Sylvain Marmier, président du Crédit Agricole Franche-Comté, a souligné l’urgence d’une politique agricole plus stratégique, moins dépendante des capitaux étrangers et davantage généraliste à l’échelle de chaque continent, tandis que Jean-Noël Monnier, président de la FDSEA du Territoire de Belfort, a alerté sur la baisse de l’autonomie alimentaire locale. Anna Maillard, présidente de l’association « Les jardins d’idées », a défendu les circuits courts, l’agroécologie et la protection du foncier comme leviers essentiels de résilience.
Au cœur des propositions : renforcer les initiatives locales, responsabiliser les distributeurs, sécuriser les filières, investir massivement dans la transition agricole et soutenir les agricultures durables.
2. Transition écologique et compétitivité : l’industrie européenne à la croisée des chemins
Modérée par Véronique Auger, journaliste, cette conférence a mis en lumière les défis d’une industrie européenne confrontée à la transition écologique, à des choix politiques déterminants et à une concurrence internationale exacerbée.
Le recul industriel européen — passé de 34 % des emplois en 1991 à 24 % en 2023 — illustre la fragilisation d’un secteur stratégique. Christophe Grudler, député européen (Renew Europe), est revenu sur le Net Zero Industry Act, texte clé pour relocaliser la production des technologies de transition. Sylvain Waserman, président directeur de l’ADEME, a montré que la décarbonation n’est plus une option mais un impératif : les entreprises non décarbonées pourraient perdre jusqu’à 70 % de leur chiffre d’affaires d’ici 2030, notamment en raison de la volatilité du gaz et du coût croissant du carbone.

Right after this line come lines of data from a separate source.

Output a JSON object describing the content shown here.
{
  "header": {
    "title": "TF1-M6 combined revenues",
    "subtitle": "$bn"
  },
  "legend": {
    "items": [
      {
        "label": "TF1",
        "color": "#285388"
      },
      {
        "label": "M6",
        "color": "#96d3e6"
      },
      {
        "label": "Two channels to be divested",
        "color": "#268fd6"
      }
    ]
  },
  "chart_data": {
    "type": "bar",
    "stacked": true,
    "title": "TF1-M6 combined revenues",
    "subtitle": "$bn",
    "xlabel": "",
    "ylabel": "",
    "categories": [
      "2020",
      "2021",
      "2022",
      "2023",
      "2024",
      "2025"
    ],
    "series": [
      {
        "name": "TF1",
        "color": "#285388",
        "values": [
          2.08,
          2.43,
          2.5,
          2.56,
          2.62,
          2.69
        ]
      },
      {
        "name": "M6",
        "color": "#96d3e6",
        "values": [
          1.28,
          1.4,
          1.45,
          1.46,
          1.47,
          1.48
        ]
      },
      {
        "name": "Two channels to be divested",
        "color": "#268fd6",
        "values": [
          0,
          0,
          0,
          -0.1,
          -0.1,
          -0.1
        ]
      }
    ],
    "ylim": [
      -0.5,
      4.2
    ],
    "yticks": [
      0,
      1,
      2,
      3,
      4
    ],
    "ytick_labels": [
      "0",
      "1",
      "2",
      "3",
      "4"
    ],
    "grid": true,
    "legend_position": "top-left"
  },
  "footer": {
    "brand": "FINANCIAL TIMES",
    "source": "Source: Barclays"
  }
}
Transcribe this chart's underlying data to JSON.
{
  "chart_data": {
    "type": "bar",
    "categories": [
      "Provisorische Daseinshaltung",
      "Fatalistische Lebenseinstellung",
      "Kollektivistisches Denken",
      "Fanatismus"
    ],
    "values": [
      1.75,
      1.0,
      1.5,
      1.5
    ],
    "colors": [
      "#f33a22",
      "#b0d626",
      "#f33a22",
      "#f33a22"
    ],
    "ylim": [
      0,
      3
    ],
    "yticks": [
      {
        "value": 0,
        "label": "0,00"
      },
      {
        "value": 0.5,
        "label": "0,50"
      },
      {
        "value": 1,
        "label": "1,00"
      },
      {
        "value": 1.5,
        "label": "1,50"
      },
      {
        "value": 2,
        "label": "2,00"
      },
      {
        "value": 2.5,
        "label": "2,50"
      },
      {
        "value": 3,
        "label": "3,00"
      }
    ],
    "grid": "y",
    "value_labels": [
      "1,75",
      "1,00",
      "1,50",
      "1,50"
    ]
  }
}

Les intervenants ont également insisté sur :
– l’importance de compter le carbone sur toute la chaîne de valeur,
– la nécessité d’utiliser davantage les fonds européens, encore sous-consommés,
– le rôle décisif des territoires et des partenariats public–privé,
– une stratégie énergétique cohérente, incluant nucléaire, hydrogène et énergies renouvelables.
La conférence a montré que la transition écologique n’est pas seulement technique : elle implique des choix de société et une réorganisation profonde du pacte social et industriel.
3. Souveraineté démocratique : une démocratie européenne sous tension
Avec Hervé Moritz, président du Mouvement Européen – France, et Gwendoline Delbos-Corfield, ancienne députée européenne et présidente de la Green European Foundation, cette conférence a exploré la fragilité croissante des démocraties européennes. Hervé Moritz a rappelé que la démocratie est un instrument de souveraineté autant qu’un pilier d’influence extérieure.
Gwendoline Delbos-Corfield, forte de son expérience de rapporteure sur l’Etat de droit en Hongrie, a présenté les travaux menés sur les risques de « choc autoritaire » dans plusieurs États membres.
Ses conclusions sont sans appel : institutions fragilisées, concentration médiatique, pressions sur la justice, rôle essentiel de la société civile, et risques d’ingérence étrangère.

Les principales menaces identifiées :
– crises successives (sanitaires, géopolitiques, économiques),
– montée des extrêmes,
– financements étrangers visant à influencer les débats sociétaux,
– perte de confiance citoyenne.
Les pistes proposées incluent un renforcement des contre-pouvoirs, une meilleure protection des médias, une indépendance accrue de la fonction publique et une coopération européenne plus solide.
L’enjeu : protéger la démocratie sans trahir les principes démocratiques eux-mêmes.
4. Intelligence artificielle : l’Europe en quête de souveraineté numérique
Sous la modération d’Aurore Laloux, présidente des Jeunes Européens – France, Sandro Gozi, député européen (Renew) et Eric Barbier, journaliste, ont abordé un sujet devenu incontournable : l’avenir de l’IA et la position de l’Europe dans une course mondiale menée par les États-Unis et la Chine.
Eric Barbier a expliqué les fondements techniques des modèles de langage et le coût colossal de leur développement. Les risques identifiés sont majeurs : manipulation de l’information, désalignement des modèles, ingérence dans les processus démocratiques.
Sandro Gozi a dressé un constat clair : l’Europe est en retard, faute d’investissements massifs et d’un cadre industriel solide. Face aux géants américains et chinois, l’Union doit définir un modèle propre, fondé sur ses valeurs : droits fondamentaux, interdiction de la surveillance de masse, transparence, souveraineté numérique.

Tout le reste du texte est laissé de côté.